Monday 22 September 2014

Plate sets for standardised microbiology working

I had a good discussion with Gifford Batstone today about how microbiology will fit into the NLMC. It is very hard to standardise microbiology working and this leads to difficulty in setting standards and comparing labs. I suspect this is mainly because of a lack of clarity of clinical pathways that lead to testing, and uncertainty about the action that should follow a test. I'm not sure if these are possible to reconcile at anything other than a local level. This may be due to local differences in priorities (eg. Detecting multi resistant pathogens, or reducing drivers for antibiotic prescribing) and it may also reflect significant differences in interpretation of a very confused literature. We also give out mixed messages about the role of testing, with, for instance, the national SMI for wound swabs targeting a huge range of organisms, when clinical algorithms refer only to staphs and streps.

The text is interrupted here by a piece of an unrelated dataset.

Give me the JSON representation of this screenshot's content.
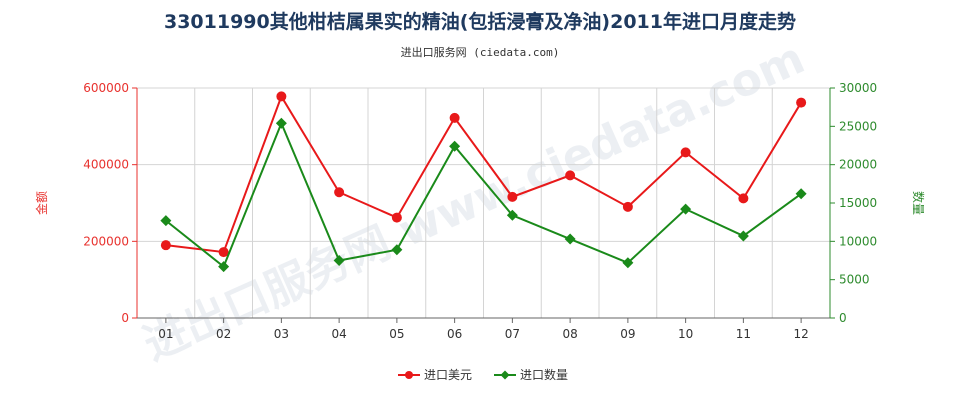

One way out of this mess maybe to build up order sets according to the target pathogens only and whether or not sensitivity results would be made available. This would leave labs free to decide exactly which pathogens they would look for, how they would do this in a way that supports the clinical pathway, and what they would do with the results. This would have to be linked to a clinical algorithm which would stipulate the entry into the testing pathway along with scripted actions that would happen with each result.

This is really no different to what we should be doing already. But because the entry into testing is so dirty we have lost sight of the purpose of the microbiology lab in supporting care. There is little point in sorting out testing if we can't take on the mess of the pre analytical pathway and take more responsibility for what happens on the other side of the lab.